Humanities Council Names 2026-27 Old Dominion Research Professors

April 26, 2026

The Humanities Council has named Katja Guenther (History), Devin Fore (German), Brooke Holmes (Classics), and Beth Lew-Williams (History) as 2026-27 Old Dominion Research Professors. The yearlong program seeks to enhance Princeton’s humanities community and provides additional research time for University faculty.

Over the course of the academic year, Old Dominion Research Professors engage in and contribute to the intellectual life of the Humanities Council. They are invited to participate in cross-disciplinary programs and initiatives and share their in-progress research through talks, workshops, and lunch conversations. The cohort also serves as Faculty Fellows in the Society of Fellows in the Liberal Arts. 

Devin Fore is a professor of German and chair of the Department of German. His research and teaching focus on the material culture, political logics, and media infrastructures of German and Russian modernism. He is the author of Realism after Modernism (2012), Soviet Factography (2024), and Mass Technics of the Document (forthcoming). He is an editor of the journals October and New German Critique and, together with Kerstin Stakemeier, edits a monthly column in e-flux titled “Fantasies of the People.”  Fore’s project as an Old Dominion Research Professor, a book titled History, A Procession of Peasants, examines the explosion of interest in the cultures and economies of nomadic peoples during the 1920s.

Katja Guenther is a professor of history. Her research focuses on the sciences and medicine of the mind and brain in nineteenth- and twentieth-century Europe and North America.
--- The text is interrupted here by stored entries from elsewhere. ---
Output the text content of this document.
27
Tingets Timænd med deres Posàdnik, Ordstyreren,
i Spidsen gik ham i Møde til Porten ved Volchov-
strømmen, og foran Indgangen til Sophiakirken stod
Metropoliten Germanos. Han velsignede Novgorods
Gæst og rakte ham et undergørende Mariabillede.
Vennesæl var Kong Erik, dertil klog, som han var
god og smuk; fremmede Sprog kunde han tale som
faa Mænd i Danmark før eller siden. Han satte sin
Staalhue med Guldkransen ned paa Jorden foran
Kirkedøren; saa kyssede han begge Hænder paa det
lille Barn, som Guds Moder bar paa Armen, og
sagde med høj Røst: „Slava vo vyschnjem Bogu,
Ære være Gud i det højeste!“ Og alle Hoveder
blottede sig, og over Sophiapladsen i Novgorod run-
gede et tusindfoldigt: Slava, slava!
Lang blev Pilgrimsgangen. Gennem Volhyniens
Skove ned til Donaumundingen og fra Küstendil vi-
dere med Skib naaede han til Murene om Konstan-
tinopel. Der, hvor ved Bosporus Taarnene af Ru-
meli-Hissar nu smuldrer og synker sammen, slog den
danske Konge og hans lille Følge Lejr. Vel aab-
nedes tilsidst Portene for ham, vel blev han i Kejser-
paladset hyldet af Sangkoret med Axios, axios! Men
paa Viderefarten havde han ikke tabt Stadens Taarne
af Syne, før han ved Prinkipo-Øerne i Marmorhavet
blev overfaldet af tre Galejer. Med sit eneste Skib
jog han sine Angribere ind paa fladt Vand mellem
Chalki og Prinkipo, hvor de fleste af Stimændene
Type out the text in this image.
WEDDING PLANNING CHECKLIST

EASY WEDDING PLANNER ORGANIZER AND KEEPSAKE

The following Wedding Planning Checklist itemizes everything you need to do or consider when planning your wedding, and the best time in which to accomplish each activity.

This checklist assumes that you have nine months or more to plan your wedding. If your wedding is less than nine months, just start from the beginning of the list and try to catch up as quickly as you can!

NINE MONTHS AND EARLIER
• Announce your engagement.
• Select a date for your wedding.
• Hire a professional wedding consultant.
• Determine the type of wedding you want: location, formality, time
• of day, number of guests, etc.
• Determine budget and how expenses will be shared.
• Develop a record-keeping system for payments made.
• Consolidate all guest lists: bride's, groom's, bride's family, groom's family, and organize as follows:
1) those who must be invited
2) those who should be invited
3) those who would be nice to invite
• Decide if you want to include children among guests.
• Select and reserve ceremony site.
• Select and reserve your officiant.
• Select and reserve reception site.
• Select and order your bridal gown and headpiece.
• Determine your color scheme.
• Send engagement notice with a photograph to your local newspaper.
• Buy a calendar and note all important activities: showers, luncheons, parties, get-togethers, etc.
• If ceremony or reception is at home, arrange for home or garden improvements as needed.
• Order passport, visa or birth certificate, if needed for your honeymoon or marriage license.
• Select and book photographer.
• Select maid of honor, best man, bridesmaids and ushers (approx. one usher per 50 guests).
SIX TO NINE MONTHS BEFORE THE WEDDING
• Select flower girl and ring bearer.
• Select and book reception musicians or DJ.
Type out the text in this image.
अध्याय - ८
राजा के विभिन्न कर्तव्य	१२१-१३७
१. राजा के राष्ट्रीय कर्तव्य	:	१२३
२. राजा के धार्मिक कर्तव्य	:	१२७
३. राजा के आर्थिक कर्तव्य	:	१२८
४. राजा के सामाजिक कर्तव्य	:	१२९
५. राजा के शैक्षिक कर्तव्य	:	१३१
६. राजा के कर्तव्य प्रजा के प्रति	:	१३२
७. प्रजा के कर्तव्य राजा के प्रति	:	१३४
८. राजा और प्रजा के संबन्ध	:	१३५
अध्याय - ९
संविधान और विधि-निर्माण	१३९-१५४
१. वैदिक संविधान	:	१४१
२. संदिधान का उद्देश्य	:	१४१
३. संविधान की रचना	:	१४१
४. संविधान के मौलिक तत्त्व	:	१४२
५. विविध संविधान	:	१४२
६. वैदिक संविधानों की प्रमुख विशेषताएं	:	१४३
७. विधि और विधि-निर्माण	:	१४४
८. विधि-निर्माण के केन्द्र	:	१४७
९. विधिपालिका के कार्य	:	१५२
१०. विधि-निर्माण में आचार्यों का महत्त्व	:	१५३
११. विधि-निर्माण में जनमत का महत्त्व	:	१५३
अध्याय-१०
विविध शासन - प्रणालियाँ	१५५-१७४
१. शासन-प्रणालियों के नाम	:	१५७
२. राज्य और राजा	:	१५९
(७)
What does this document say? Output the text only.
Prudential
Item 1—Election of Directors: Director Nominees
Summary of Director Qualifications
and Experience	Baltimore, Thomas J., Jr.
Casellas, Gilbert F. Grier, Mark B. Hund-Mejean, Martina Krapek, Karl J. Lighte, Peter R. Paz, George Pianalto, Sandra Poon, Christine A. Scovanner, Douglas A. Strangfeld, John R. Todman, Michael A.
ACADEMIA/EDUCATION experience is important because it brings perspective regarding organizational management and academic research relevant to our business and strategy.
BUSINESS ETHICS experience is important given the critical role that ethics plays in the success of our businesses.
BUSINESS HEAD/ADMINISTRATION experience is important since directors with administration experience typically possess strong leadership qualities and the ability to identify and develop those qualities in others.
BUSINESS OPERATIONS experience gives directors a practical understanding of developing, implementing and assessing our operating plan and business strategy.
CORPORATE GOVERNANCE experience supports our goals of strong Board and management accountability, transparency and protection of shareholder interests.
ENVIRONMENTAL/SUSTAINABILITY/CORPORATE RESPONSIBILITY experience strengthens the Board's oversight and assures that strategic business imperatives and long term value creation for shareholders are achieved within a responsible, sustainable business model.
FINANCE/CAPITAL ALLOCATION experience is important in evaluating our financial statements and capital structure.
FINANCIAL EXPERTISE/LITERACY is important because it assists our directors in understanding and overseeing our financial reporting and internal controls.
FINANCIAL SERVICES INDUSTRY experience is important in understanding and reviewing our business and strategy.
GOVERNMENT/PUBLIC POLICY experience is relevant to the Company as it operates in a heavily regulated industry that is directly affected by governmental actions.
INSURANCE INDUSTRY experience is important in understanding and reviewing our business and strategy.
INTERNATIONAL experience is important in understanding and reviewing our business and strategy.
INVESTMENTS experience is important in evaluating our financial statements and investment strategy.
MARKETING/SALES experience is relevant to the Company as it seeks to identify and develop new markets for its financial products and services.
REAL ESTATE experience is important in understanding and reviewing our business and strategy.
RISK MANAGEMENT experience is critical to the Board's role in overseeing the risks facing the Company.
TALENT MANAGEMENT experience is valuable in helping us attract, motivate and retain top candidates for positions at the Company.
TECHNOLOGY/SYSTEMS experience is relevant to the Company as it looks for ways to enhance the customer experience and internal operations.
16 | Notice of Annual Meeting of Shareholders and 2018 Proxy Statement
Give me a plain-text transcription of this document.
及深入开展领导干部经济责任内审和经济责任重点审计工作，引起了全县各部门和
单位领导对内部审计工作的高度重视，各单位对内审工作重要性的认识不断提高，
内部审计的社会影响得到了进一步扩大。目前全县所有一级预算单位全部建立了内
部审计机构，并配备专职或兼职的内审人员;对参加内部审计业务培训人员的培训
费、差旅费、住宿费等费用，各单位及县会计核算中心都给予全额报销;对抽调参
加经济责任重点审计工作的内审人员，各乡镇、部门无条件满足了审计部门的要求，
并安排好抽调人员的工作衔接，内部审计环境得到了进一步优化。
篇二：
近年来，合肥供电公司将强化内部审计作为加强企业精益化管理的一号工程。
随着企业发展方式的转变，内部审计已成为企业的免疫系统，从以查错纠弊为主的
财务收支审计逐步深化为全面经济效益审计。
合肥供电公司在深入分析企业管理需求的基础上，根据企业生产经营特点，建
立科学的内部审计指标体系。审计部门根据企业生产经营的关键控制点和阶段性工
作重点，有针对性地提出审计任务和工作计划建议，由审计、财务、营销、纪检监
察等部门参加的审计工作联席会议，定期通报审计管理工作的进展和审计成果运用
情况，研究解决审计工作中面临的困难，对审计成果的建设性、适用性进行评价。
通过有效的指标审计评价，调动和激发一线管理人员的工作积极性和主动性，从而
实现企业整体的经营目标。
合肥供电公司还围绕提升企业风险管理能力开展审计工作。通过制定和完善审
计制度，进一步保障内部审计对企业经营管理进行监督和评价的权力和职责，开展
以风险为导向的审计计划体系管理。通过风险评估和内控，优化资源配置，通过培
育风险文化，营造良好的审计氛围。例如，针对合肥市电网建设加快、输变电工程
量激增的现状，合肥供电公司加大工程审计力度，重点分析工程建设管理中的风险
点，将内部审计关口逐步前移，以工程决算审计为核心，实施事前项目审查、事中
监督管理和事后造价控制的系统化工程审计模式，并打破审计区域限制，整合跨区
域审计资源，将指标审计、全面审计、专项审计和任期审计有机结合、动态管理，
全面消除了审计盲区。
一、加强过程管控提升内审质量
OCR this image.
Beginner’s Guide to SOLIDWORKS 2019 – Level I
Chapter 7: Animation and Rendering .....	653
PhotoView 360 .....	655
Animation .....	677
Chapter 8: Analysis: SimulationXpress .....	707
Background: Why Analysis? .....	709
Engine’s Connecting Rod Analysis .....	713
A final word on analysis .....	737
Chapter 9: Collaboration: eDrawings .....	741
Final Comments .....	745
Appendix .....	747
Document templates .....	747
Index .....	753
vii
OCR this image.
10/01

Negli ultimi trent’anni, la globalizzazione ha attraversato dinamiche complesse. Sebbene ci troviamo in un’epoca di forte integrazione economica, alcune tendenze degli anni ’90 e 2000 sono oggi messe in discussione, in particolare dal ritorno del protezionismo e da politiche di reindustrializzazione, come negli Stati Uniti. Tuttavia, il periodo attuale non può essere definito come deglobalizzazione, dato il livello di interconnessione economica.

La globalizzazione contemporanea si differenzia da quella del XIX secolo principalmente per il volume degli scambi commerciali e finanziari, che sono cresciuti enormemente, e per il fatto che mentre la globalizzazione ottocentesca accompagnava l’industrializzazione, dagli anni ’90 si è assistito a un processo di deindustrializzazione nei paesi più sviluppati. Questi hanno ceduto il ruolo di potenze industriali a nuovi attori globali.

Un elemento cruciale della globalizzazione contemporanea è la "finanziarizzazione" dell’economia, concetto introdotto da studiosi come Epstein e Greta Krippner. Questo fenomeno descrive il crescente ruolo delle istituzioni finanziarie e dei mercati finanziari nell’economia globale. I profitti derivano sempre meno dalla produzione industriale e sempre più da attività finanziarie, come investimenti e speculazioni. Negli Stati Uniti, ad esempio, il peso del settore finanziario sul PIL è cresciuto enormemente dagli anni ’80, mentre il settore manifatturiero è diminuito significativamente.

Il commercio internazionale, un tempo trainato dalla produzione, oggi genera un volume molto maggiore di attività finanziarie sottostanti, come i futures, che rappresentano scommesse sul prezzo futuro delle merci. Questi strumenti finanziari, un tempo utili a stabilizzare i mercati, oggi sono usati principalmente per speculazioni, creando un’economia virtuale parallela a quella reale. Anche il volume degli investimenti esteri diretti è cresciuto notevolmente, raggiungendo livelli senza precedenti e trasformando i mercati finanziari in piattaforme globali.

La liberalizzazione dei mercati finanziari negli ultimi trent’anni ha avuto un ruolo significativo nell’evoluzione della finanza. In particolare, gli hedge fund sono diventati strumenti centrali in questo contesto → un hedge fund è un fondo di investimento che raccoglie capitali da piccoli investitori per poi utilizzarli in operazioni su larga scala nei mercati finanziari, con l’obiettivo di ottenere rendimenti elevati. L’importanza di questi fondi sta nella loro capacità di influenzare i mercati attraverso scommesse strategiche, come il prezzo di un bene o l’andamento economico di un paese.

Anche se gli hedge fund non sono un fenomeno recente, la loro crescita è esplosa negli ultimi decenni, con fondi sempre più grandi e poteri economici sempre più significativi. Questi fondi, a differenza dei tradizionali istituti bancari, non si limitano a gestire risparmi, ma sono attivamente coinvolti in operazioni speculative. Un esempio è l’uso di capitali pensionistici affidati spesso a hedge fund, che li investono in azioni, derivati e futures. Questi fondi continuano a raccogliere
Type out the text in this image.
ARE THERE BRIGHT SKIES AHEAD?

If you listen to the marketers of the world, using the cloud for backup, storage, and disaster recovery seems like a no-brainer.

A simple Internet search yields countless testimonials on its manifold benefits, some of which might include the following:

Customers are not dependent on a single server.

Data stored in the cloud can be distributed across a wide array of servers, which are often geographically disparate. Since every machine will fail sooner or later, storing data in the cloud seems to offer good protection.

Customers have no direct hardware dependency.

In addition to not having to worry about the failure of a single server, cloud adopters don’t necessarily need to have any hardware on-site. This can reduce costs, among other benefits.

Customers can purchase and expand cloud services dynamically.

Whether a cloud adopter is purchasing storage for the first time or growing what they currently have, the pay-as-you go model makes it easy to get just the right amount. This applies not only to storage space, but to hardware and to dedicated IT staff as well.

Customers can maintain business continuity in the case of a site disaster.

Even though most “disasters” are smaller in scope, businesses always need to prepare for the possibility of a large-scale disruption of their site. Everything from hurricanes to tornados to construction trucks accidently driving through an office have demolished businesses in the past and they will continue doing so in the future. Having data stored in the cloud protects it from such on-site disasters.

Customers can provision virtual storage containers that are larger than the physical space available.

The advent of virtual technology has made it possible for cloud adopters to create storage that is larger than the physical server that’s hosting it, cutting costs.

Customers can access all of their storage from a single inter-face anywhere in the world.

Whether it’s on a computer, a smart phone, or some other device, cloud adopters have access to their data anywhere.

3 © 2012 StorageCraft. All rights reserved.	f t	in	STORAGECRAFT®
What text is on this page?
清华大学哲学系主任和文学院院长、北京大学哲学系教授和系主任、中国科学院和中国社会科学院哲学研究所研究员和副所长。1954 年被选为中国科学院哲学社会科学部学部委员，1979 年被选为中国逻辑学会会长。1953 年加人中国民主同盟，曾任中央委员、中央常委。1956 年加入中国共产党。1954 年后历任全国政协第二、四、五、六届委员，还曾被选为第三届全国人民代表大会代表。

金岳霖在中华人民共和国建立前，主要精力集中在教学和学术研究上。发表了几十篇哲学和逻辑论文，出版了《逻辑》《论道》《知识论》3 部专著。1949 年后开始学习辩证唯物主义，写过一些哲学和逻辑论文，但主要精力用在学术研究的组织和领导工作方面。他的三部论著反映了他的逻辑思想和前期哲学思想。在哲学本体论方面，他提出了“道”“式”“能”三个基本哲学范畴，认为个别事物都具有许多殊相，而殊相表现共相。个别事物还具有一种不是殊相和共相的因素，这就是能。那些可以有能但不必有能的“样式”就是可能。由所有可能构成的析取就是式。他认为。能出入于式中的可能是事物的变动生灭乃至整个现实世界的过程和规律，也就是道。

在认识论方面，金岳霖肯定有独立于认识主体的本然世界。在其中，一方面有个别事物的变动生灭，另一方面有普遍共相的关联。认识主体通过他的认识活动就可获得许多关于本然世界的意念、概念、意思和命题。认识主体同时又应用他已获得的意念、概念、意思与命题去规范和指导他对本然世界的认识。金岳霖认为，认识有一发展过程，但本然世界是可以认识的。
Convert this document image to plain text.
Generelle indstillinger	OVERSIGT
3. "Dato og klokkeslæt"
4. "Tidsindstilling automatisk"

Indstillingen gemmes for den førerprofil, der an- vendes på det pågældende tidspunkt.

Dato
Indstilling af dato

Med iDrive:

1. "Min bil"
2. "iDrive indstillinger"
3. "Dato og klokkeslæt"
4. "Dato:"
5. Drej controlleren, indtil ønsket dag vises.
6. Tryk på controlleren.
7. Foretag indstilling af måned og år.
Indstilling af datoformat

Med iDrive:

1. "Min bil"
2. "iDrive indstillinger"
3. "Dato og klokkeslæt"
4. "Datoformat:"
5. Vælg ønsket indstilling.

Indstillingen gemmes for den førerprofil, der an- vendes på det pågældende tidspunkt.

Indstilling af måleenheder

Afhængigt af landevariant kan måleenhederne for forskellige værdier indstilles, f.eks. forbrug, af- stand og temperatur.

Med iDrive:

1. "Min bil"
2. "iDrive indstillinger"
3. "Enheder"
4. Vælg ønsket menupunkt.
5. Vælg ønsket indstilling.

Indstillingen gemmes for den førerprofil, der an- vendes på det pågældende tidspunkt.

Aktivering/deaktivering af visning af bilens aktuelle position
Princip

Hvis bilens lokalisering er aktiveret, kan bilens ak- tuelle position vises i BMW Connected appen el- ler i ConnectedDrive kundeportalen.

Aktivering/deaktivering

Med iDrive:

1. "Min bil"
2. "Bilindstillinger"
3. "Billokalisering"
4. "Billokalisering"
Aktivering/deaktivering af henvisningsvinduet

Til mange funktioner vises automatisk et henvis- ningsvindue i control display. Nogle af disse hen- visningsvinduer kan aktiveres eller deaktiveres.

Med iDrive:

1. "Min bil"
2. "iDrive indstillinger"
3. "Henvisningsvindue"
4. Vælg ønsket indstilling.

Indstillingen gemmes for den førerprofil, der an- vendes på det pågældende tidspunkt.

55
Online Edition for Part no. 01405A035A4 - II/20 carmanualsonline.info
Her publications include The Mirror and the Mind: A History of Self-Recognition in the Human Sciences (2022) and Localization and Its Discontents: A Genealogy of the Neuro and Psy Disciplines (2015). She is currently working on several book projects on the history of mental therapeutics. She was named a Guggenheim Fellow in 2022. Guenther’s Old Dominion Research Professorship will support work on Thinking with Geel: A History of Psychiatric Therapeutic Communities, a book project examining the centuries-old yet ongoing practice of psychiatric foster care in the small town of Geel in Flemish Belgium.

Brooke Holmes is the Susan Dod Brown Professor of Classics and the director of the Gauss Seminars in Criticism. She is the author of The Symptom and the Subject: The Emergence of the Physical Body in Ancient Greece (2010) and Gender: Antiquity and its Legacy (2019), as well as over 50 articles, and the co-editor of six volumes. Her book Tissue of the World: The Nature of Ancient Sympathy will be published by the University of Chicago Press in Spring 2027. As an Old Dominion Research Professor, Holmes will develop a research project titled An Archive of Knots, which traces the diasporic development of ancient sympathy (sumpatheia) in the early Afro-Eurasian world. She will also advance work on a book project that explores how modern appeals to ancient Greek ideas about life and nature have shaped secular ethics over the past two centuries.

Beth Lew-Williams is a professor of history and the director of the Program in Asian American Studies. She is the author of The Chinese Must Go: Violence, Exclusion, and the Making of the Alien in America (2018) and most recently, John Doe Chinaman: A Forgotten History of Chinese Life under American Racial Law (2025), which won the 2026 Bancroft Prize. The book, which was supported by the National Endowment for the Humanities, draws on archives across the U.S. West to reveal the depth of anti-Chinese discrimination beyond federal exclusion. As an Old Dominion Research Professor, she will work on The Development of American Alienage, 1776-2026, a book-length history of alienage in the United States, which will trace the development of the socio-legal status over the past 250 years.